Supports are available in chemists without a prescription or you may choose to order on line. The picture below shows the type of support which can help.

b) Exercises

Some health professionals believe that certain exercises can help with hand and wrist movement and the median nerve to glide gently through the carpal tunnel and help to may improve symptoms. Examples of exercises include:

These exercises can be repeated 2-5x each a few times a day. Keep your wrist and fingers moving during these exercises. DO NOT hold the positions.

c) Other Strategies

The easiest way to get relief from carpal tunnel syndrome is to avoid actions that compress the front of the wrist and irritate the symptoms, such as:

  • Sleeping with the wrist bent
  • Holding a phone for a long time
  • Typing or texting for extended periods
  • Holding a book or tablet up for a long time
  • Leaning on the wrist
  • Driving for a long time

Additional techniques you can try at home include:

  • Rest the hand, wrist and arm when possible.
  • Anti-inflammatory/pain relief medications.

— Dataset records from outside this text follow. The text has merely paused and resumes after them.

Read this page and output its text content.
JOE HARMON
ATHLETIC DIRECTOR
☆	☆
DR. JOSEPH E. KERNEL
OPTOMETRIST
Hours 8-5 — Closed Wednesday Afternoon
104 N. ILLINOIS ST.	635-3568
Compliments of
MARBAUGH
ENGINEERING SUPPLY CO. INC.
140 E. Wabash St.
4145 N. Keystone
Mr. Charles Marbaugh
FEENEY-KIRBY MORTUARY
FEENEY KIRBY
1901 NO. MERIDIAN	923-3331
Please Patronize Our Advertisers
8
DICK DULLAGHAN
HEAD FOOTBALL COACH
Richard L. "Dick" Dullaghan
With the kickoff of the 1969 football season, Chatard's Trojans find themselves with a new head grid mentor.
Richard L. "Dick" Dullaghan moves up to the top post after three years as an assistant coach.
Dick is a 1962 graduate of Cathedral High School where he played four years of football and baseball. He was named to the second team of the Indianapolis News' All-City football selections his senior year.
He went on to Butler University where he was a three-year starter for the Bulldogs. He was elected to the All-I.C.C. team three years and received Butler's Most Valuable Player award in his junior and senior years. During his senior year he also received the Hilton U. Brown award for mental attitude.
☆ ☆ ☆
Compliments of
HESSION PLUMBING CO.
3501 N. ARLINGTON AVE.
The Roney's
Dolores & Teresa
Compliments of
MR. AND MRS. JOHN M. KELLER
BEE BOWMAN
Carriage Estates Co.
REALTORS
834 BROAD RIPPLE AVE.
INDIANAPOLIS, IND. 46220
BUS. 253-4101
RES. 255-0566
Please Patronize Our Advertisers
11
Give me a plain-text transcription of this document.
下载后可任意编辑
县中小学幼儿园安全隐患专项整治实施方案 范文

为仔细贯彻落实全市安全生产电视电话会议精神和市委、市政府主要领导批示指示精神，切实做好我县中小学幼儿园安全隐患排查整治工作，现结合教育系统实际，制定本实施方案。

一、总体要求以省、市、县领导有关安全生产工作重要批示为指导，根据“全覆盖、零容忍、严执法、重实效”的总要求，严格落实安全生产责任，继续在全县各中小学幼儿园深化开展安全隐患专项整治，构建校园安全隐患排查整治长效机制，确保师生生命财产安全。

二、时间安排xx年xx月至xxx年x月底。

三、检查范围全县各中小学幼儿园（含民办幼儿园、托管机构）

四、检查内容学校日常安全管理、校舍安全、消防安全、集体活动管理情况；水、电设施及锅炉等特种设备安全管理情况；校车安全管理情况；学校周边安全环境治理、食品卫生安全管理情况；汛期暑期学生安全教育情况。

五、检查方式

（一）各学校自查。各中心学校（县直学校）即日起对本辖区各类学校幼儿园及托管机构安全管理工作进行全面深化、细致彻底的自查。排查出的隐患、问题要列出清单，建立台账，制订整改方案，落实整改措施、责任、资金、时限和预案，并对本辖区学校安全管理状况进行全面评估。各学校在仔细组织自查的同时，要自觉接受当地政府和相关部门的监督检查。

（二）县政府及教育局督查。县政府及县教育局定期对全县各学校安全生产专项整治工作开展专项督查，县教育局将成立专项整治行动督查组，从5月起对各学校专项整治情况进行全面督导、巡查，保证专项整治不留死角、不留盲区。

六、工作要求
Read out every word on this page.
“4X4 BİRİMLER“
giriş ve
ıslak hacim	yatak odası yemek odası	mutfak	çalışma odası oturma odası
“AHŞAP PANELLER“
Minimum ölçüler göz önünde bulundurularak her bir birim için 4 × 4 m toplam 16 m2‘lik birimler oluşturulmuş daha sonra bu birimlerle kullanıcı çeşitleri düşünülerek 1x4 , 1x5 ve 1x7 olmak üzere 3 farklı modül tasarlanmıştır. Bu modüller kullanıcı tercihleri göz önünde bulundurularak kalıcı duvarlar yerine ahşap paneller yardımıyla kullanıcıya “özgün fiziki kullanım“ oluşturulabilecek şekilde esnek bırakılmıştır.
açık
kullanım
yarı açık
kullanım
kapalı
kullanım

However, check with your GP or Pharmacist if you are on any other medications.
  • Kinesiotaping; This is a tape which can be used to help the body’s natural heling process. There are video links online to demonstrate various taping techniques to help with this condition. You may need to try several to see which works best for you. Suggested links are at the end of this leaflet.
  • Consider modifying activities that you perform regularly, so that there is less pressure on your wrist, particularly during long periods of time. For example; ensure your chair is the correct height if using a computer, or consider a gel wrist support to rest your wrists or headset rather than holding a phone.
2. Other treatments that your doctor may recommend:

a) Steroid Injection / Water Tablets

Steroid Injections into the wrist can help to reduce pain. Sometimes the injections are used when diagnosis is difficult if the pain is very severe. Water tablets work in some cases. You will need to discuss these options with your GP.

b) Surgery

When symptoms are severe or do not improve with the other treatments, then an operation may be needed. This is called a Carpal Tunnel Decompression. This is usually performed as a day case which means you will go home the same day as your operation. This is usually done under a local anaesthetic, meaning you are not put to sleep.

The operation involves the roof of the carpal tunnel being released, taking the pressure off the nerve. It usually take 10-14 days for the wound to heal. You will be encouraged to keep your fingers, thumb and wrist moving within the dressing to help reduce any swelling or stiffness, and undertake light activity such as eating, dressing.

Further information on the procedure will be provided by the specialist if this is the option of choice.